Fabio Motta/ Estadão
Fabio Motta/ Estadão

Monica Bellucci, atriz levada ao limite

Estrela de Aconteceu em Saint-Tropez, ela fala de filmes, beleza e preconceito

LUIZ CARLOS MERTEN / RIO, O Estado de S.Paulo

03 de maio de 2013 | 02h08

Monica Bellucci fala "português um pouquinho". Há três meses e meio ela mora no Rio - e isso não quer dizer que tenha abandonado suas outras bases , a Itália, a França e a Inglaterra. Suas filhas, sim, viraram cariocas. "Você é capaz de pensar que elas são daqui", diz a mulher mais sexy do mundo, como a definiu a Vanity Fair espanhola. Monica está mais magra, sem perder as formas nem o brilho. "Após a gravidez eu permaneço redonda. Curto a maternidade, é uma coisa para a qual fui feita. Mas perder peso não é difícil. É uma fase, um processo. O corpo reage, os hormônios parecem retroceder, e tudo isso sem sacrifício."

Monica está no Rio, uma das suas cidades, como estrela do Festival Varilux do Cinema Francês. Veio mostrar a comédia que fez com Danièle Thompson, Aconteceu em Saint-Tropez. Você é capaz de sair do cinema sem entender direito o título, porque boa parte da ação, quase toda, se passa em Paris. Monica está elegantérrima. Levanta-se para que o repórter confira. E informa: "É Dolce Gabbana". Embora italiana, ela fala à francesa, acentuando o "a" final, Gabbaná. O segredo de sua fulgurante beleza? "É a curiosidade. Faço cinema para saber mais sobre as pessoas e o mundo, e isso me renova", diz.

Criada numa família tradicional, conservadora, Monica diz que, desde criança, sempre sonhou ser atriz. Por quê? "Como se a gente soubesse...", responde. "Fui criada com todo conforto, numa casa em que tínhamos de tudo, mas esse tudo me aborrecia. Sempre quis ser livre." A família não a reprimiu, pelo contrário, a apoiou. Começou como modelo, bem antes da explosão de Malena, de Giuseppe Tornatore. Vieram depois filmes como Irreversível, de Gaspar Noë, e A Paixão de Cristo, de Mel Gibson. Monica diz que esses filmes foram escolhas pessoais, mas os autores também a escolheram. "São papéis e personagens que me levaram ao limite, falando sobre o lado escuro das pessoas, e da vida em geral." Admite que são os filmes que gosta de fazer, pelo desafio que encerram, e o desafio maior é sempre consigo mesma.

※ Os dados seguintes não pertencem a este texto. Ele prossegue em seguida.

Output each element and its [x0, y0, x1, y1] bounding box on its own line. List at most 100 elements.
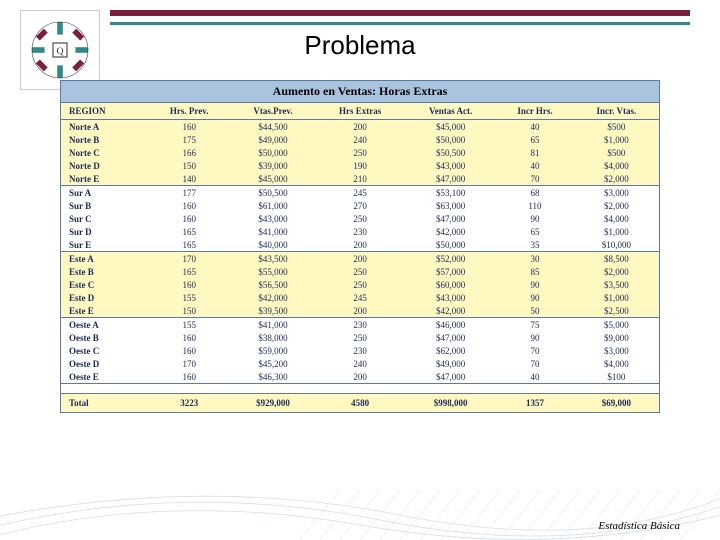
- table-cell: Oeste C: [61, 344, 148, 357]
- table-cell: $39,000: [231, 159, 315, 172]
- table-cell: 210: [315, 172, 405, 186]
- table-cell: $42,000: [405, 304, 496, 318]
- table-row: Sur D165$41,000230$42,00065$1,000: [61, 225, 659, 238]
- table-cell: $41,000: [231, 318, 315, 332]
- table-cell: 230: [315, 225, 405, 238]
- column-header: Hrs. Prev.: [148, 103, 231, 120]
- table-cell: Sur D: [61, 225, 148, 238]
- table-cell: 190: [315, 159, 405, 172]
- table-cell: Sur A: [61, 186, 148, 200]
- table-cell: Sur C: [61, 212, 148, 225]
- total-cell: 3223: [148, 394, 231, 413]
- table-cell: 230: [315, 344, 405, 357]
- table-cell: 250: [315, 146, 405, 159]
- table-cell: $43,000: [405, 291, 496, 304]
- table-cell: Norte D: [61, 159, 148, 172]
- table-cell: 160: [148, 120, 231, 134]
- column-header: Incr. Vtas.: [574, 103, 659, 120]
- table-cell: Norte C: [61, 146, 148, 159]
- table-cell: $9,000: [574, 331, 659, 344]
- table-cell: $100: [574, 370, 659, 384]
- table-cell: $1,000: [574, 225, 659, 238]
- table-cell: $38,000: [231, 331, 315, 344]
- table-cell: $10,000: [574, 238, 659, 252]
- table-row: Este D155$42,000245$43,00090$1,000: [61, 291, 659, 304]
- table-cell: 170: [148, 252, 231, 266]
- table-cell: 230: [315, 318, 405, 332]
- table-cell: Este B: [61, 265, 148, 278]
- table-cell: $60,000: [405, 278, 496, 291]
- total-cell: 1357: [496, 394, 573, 413]
- table-cell: $8,500: [574, 252, 659, 266]
- table-cell: $57,000: [405, 265, 496, 278]
- table-row: Oeste D170$45,200240$49,00070$4,000: [61, 357, 659, 370]
- table-cell: 68: [496, 186, 573, 200]
- data-table-container: Aumento en Ventas: Horas Extras REGIONHr…: [60, 80, 660, 413]
- table-cell: $500: [574, 120, 659, 134]
- table-cell: 250: [315, 212, 405, 225]
- sales-table: REGIONHrs. Prev.Vtas.Prev.Hrs ExtrasVent…: [61, 103, 659, 412]
- table-footer: Total3223$929,0004580$998,0001357$69,000: [61, 384, 659, 413]
- table-cell: 240: [315, 357, 405, 370]
- table-cell: $47,000: [405, 370, 496, 384]
- table-cell: Sur E: [61, 238, 148, 252]
- table-cell: Oeste D: [61, 357, 148, 370]
- table-cell: $59,000: [231, 344, 315, 357]
- table-row: Oeste C160$59,000230$62,00070$3,000: [61, 344, 659, 357]
- table-cell: Sur B: [61, 199, 148, 212]
- table-cell: 40: [496, 159, 573, 172]
- table-row: Este B165$55,000250$57,00085$2,000: [61, 265, 659, 278]
- table-cell: $4,000: [574, 357, 659, 370]
- table-cell: $44,500: [231, 120, 315, 134]
- total-cell: 4580: [315, 394, 405, 413]
- table-cell: 160: [148, 199, 231, 212]
- table-cell: $52,000: [405, 252, 496, 266]
- table-cell: 200: [315, 252, 405, 266]
- table-cell: 160: [148, 212, 231, 225]
- table-cell: 81: [496, 146, 573, 159]
- table-row: Sur E165$40,000200$50,00035$10,000: [61, 238, 659, 252]
- table-header: REGIONHrs. Prev.Vtas.Prev.Hrs ExtrasVent…: [61, 103, 659, 120]
- table-cell: $42,000: [231, 291, 315, 304]
- table-cell: $50,500: [231, 186, 315, 200]
- table-cell: $53,100: [405, 186, 496, 200]
- table-row: Sur C160$43,000250$47,00090$4,000: [61, 212, 659, 225]
- table-cell: $55,000: [231, 265, 315, 278]
- slide-title: Problema: [0, 30, 720, 61]
- table-cell: $43,500: [231, 252, 315, 266]
- table-cell: 160: [148, 331, 231, 344]
- table-cell: $4,000: [574, 212, 659, 225]
- table-cell: $43,000: [231, 212, 315, 225]
- table-cell: $49,000: [231, 133, 315, 146]
- table-cell: 70: [496, 172, 573, 186]
- table-cell: $46,300: [231, 370, 315, 384]
- table-cell: 240: [315, 133, 405, 146]
- table-cell: 150: [148, 304, 231, 318]
- table-cell: $61,000: [231, 199, 315, 212]
- table-cell: 40: [496, 370, 573, 384]
- table-row: Norte D150$39,000190$43,00040$4,000: [61, 159, 659, 172]
- table-cell: $1,000: [574, 291, 659, 304]
- table-cell: $47,000: [405, 331, 496, 344]
- table-cell: 245: [315, 186, 405, 200]
- table-row: Sur B160$61,000270$63,000110$2,000: [61, 199, 659, 212]
- decorative-rule-secondary: [110, 22, 690, 25]
- table-cell: 165: [148, 225, 231, 238]
- footer-text: Estadística Básica: [598, 520, 680, 532]
- table-row: Este E150$39,500200$42,00050$2,500: [61, 304, 659, 318]
- table-cell: $41,000: [231, 225, 315, 238]
- column-header: REGION: [61, 103, 148, 120]
- table-cell: 200: [315, 304, 405, 318]
- column-header: Incr Hrs.: [496, 103, 573, 120]
- table-cell: $1,000: [574, 133, 659, 146]
- table-cell: $4,000: [574, 159, 659, 172]
- table-cell: 200: [315, 120, 405, 134]
- table-cell: $500: [574, 146, 659, 159]
- table-cell: 90: [496, 212, 573, 225]
- table-cell: Este E: [61, 304, 148, 318]
- decorative-rule-top: [110, 10, 690, 16]
- table-cell: 50: [496, 304, 573, 318]
- table-cell: 170: [148, 357, 231, 370]
- table-cell: Norte A: [61, 120, 148, 134]
- table-cell: 90: [496, 291, 573, 304]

Boas notas. "A beleza pode abrir muitas portas, mas ela também gera preconceito. Conheci isso desde a escola. As pessoas se surpreendiam ao ver minhas boas notas, como se, por ser bonita, tivesse de ser burra." O grande desafio nem é mostrar aos outros que tem talento -é provar, para si mesma, que pode ousar, e fazer. Está numa fase feliz. O repórter lhe diz que só recentemente descobriu, ou deu-se conta, de que o marido, Vincent Cassel, é filho de Jean-Pierre Cassel, que foi, no começo dos anos 1960, o ator-fetiche do comediógrafo da Nouvelle Vague, Philippe de Broca. "Talvez não quando jovem, mas, com o tempo, Vincent ficou cada vez mais parecido com o pai", ela analisa. Diz que compartilha tudo com o marido, mas é importante que cada um tenha sua vida. "Vivemos, até como artistas, em mundos separados."

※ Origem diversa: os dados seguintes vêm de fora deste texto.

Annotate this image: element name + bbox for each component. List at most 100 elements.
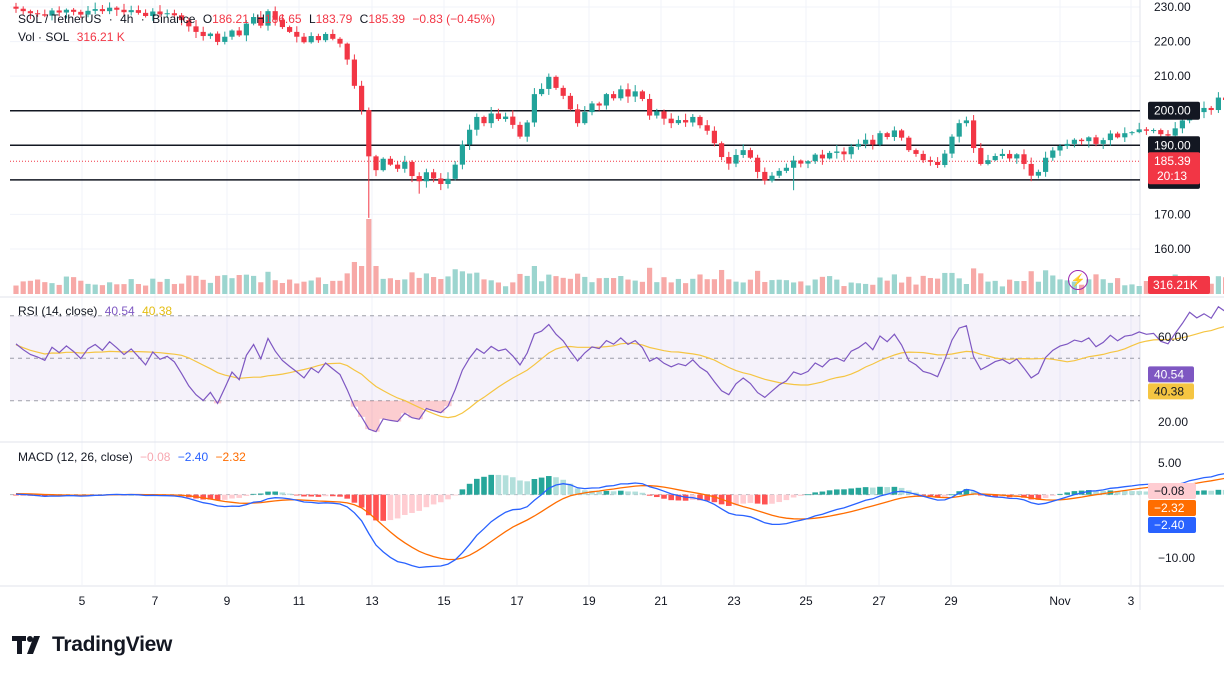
macd-histogram-bar	[992, 494, 998, 497]
candle	[258, 17, 264, 26]
candle	[1035, 171, 1041, 176]
macd-histogram-bar	[949, 494, 955, 496]
rsi-oversold-fill	[394, 400, 402, 422]
volume-bar	[805, 285, 811, 294]
volume-bar	[315, 277, 321, 294]
volume-bar	[193, 275, 199, 294]
candle	[467, 129, 473, 145]
macd-histogram-bar	[1071, 491, 1078, 495]
candle	[661, 111, 667, 119]
candle	[85, 10, 91, 15]
candle	[1115, 133, 1121, 138]
macd-histogram-bar	[214, 494, 221, 501]
macd-histogram-bar	[380, 494, 386, 521]
time-tick-label: 9	[224, 594, 231, 608]
macd-histogram-bar	[942, 494, 948, 497]
volume-bar	[675, 278, 681, 294]
candle	[222, 36, 228, 42]
macd-histogram-bar	[1208, 490, 1214, 495]
volume-bar	[927, 277, 933, 294]
macd-histogram-bar	[1064, 492, 1070, 495]
volume-bar	[63, 276, 69, 294]
candle	[675, 120, 681, 124]
lightning-icon[interactable]: ⚡	[1068, 270, 1088, 290]
candle	[459, 144, 465, 165]
volume-bar	[690, 278, 696, 294]
candle	[1172, 128, 1178, 136]
macd-histogram-bar	[855, 487, 862, 495]
volume-bar	[251, 275, 257, 294]
macd-histogram-bar	[438, 494, 444, 503]
candle	[27, 11, 33, 14]
rsi-tick-label: 60.00	[1158, 330, 1188, 344]
rsi-oversold-fill	[386, 400, 394, 421]
volume-bar	[1035, 281, 1041, 294]
macd-histogram-bar	[704, 494, 710, 501]
macd-histogram-bar	[330, 494, 336, 497]
candle	[301, 36, 307, 43]
macd-histogram-bar	[301, 494, 307, 497]
candle	[769, 175, 775, 181]
volume-bar	[200, 279, 206, 294]
rsi-oversold-fill	[422, 400, 430, 409]
candle	[654, 111, 660, 116]
volume-bar	[971, 268, 977, 294]
candle	[164, 13, 170, 15]
volume-bar	[445, 276, 451, 294]
rsi-tick-label: 20.00	[1158, 415, 1188, 429]
volume-bar	[423, 273, 429, 294]
rsi-value: 40.54	[104, 304, 135, 318]
volume-bar	[942, 272, 948, 294]
volume-bar	[956, 278, 962, 294]
candle	[1050, 150, 1056, 158]
candle	[582, 112, 588, 124]
macd-histogram-bar	[459, 489, 466, 495]
macd-histogram-bar	[675, 494, 682, 501]
time-tick-label: 11	[293, 594, 306, 608]
candle	[733, 154, 739, 164]
macd-histogram-bar	[366, 494, 372, 516]
volume-bar	[589, 282, 595, 294]
candle	[935, 161, 941, 165]
volume-bar	[1143, 281, 1149, 294]
macd-value-tag	[1148, 517, 1196, 533]
macd-histogram-bar	[978, 494, 984, 496]
candle	[625, 89, 631, 97]
candle	[891, 130, 897, 137]
candle	[683, 120, 689, 123]
volume-bar	[819, 276, 825, 294]
tradingview-logo[interactable]: TradingView	[12, 633, 172, 657]
macd-label: MACD (12, 26, close)	[18, 450, 133, 464]
candle	[366, 110, 372, 157]
candle	[798, 160, 804, 164]
volume-bar	[452, 269, 458, 294]
volume-bar	[279, 283, 285, 294]
volume-bar	[207, 282, 213, 294]
rsi-oversold-fill	[401, 400, 409, 414]
volume-bar	[726, 279, 732, 294]
volume-bar	[1064, 280, 1070, 294]
macd-histogram-bar	[538, 477, 545, 495]
legend-change: −0.83 (−0.45%)	[412, 12, 496, 26]
price-tick-label: 170.00	[1154, 207, 1191, 221]
macd-histogram-bar	[308, 494, 314, 497]
candle	[78, 11, 84, 15]
candle	[899, 130, 905, 138]
candle	[1007, 153, 1013, 159]
volume-bar	[798, 281, 804, 294]
time-tick-label: 25	[799, 594, 813, 608]
volume-bar	[85, 283, 91, 294]
time-tick-label: Nov	[1049, 594, 1070, 608]
rsi-ma-line	[15, 326, 1224, 419]
candle	[179, 15, 185, 21]
macd-histogram-bar	[279, 492, 286, 495]
candle	[906, 137, 912, 151]
volume-bar	[467, 273, 473, 294]
candle	[639, 91, 645, 99]
volume-bar	[747, 279, 753, 294]
volume-bar	[539, 281, 545, 294]
candle	[697, 116, 703, 126]
main-legend: SOL / TetherUS · 4h · Binance O186.21 H1…	[18, 12, 496, 26]
macd-histogram-bar	[322, 494, 329, 497]
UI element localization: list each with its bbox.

O importante é que nunca, na vida nem na arte, se sentiu usada, tratada como objeto, nem na fase em que trabalhou como modelo - que ela define como uma preparação para se tornar atriz. "É a coisa da fotografia", explica. O próximo filme, ela fará com Emir Kusturica, na Sérvia. Depois, já tem engatilhada outra produção, na Itália. Para quem gosta tanto de iluminar aspectos sombrios da natureza humana, o que havia de tão atraente na história da rivalidade - e da disputa - entre dois irmãos, em Aconteceu em Saint-Tropez? "Filmo muito com homens e gosto quando diretoras me fazem ofertas. No caso de Danièle (Thompson), o que me atraiu foi o olhar dela sobre as coisas da vida. O mundo de Danièle é doce/amargo e a vida é assim. Nem sempre as coisas andam bem, mas quando andam é maravilhoso e nos dão uma sensação de plenitude."

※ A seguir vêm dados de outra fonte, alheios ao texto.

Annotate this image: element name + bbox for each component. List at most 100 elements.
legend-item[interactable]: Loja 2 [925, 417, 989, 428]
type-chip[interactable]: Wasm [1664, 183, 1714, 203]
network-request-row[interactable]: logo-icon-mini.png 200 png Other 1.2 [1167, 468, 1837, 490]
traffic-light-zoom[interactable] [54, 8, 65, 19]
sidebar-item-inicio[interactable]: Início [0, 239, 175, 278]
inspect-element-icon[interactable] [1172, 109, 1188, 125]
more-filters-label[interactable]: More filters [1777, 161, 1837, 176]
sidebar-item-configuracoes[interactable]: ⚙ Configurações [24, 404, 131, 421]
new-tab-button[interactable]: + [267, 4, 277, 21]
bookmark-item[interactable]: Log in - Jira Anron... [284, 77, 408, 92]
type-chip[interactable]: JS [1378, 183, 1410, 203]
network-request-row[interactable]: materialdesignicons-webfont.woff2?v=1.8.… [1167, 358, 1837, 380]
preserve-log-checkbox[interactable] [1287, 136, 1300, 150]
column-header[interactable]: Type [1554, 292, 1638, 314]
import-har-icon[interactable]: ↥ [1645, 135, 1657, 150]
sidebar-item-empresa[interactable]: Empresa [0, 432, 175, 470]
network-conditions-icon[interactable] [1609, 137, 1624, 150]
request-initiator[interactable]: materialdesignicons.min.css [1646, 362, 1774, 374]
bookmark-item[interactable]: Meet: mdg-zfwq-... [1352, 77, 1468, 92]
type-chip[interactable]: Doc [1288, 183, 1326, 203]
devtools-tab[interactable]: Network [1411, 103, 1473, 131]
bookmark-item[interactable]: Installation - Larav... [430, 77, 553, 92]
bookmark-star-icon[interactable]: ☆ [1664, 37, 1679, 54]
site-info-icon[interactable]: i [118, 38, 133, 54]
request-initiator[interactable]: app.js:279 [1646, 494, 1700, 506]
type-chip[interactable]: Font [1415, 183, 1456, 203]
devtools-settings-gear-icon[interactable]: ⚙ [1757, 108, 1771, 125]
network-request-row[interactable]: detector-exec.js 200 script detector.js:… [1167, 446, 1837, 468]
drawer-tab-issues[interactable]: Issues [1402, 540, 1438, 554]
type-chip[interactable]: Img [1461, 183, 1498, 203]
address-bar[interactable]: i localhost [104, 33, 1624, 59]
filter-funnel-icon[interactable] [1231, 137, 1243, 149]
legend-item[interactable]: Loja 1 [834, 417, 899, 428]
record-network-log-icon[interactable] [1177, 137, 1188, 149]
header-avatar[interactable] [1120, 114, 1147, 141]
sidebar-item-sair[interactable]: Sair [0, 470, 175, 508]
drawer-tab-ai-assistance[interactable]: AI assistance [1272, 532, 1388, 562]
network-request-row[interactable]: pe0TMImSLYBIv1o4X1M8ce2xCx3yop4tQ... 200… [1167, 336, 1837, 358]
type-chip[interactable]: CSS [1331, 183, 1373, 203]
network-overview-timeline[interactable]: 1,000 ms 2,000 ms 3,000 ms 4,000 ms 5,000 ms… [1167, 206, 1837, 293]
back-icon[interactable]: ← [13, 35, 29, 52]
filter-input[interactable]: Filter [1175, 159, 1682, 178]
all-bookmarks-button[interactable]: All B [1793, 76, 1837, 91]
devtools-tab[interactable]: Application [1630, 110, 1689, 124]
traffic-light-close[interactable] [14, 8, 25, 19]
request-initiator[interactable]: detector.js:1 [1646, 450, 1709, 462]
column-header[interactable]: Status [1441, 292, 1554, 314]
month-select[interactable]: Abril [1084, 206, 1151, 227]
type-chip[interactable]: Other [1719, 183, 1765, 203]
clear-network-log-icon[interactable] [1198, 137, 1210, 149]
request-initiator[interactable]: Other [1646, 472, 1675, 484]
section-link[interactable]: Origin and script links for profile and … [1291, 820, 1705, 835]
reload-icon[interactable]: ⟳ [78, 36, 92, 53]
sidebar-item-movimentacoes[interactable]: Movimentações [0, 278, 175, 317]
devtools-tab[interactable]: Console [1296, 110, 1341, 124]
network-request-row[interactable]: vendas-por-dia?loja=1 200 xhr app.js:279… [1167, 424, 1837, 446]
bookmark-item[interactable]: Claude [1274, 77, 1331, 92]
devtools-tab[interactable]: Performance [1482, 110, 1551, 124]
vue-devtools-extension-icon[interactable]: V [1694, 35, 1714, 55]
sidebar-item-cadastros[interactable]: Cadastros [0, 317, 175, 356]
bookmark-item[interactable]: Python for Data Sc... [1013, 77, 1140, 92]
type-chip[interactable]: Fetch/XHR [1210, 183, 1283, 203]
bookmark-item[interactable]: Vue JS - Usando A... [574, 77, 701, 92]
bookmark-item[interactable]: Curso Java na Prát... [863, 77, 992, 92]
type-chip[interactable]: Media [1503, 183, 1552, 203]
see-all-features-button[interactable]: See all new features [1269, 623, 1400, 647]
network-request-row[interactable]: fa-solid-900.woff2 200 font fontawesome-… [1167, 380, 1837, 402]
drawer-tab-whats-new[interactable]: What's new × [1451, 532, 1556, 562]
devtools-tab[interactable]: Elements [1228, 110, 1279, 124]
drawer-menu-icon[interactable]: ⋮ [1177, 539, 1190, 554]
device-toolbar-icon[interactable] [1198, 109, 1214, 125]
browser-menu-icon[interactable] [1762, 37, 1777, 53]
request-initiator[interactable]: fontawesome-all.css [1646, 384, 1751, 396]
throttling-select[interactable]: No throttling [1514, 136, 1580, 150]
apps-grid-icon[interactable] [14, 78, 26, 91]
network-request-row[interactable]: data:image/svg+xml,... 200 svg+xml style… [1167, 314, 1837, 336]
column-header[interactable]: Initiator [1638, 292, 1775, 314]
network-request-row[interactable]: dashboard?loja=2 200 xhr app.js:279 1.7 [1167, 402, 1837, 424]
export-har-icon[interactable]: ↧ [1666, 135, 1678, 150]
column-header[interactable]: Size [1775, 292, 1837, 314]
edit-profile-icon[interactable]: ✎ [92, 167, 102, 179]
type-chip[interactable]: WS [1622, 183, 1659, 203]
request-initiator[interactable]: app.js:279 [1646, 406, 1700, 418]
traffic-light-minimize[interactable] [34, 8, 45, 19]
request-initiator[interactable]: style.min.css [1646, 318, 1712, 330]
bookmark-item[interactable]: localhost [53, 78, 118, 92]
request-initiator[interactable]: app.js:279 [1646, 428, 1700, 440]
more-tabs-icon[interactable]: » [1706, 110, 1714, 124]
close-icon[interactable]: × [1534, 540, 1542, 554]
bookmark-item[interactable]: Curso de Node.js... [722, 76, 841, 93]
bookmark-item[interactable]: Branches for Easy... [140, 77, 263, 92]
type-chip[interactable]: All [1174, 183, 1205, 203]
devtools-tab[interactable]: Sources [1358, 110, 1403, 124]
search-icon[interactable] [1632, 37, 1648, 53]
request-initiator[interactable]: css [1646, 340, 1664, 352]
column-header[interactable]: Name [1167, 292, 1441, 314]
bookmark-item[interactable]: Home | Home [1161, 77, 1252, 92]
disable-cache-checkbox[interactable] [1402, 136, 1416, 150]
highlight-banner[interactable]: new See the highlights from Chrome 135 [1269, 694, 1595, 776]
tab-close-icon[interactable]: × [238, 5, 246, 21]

Quase aos 50 - ela está com 48 anos -, Monica revela que a idade não a assusta. "Envelhecer é uma experiência incrível. Estou adorando. Você perde o frescor da juventude, mas também perde o medo, ao perceber que uma outra coisa emerge de você, e isso é muito interessante, se você souber desfrutar."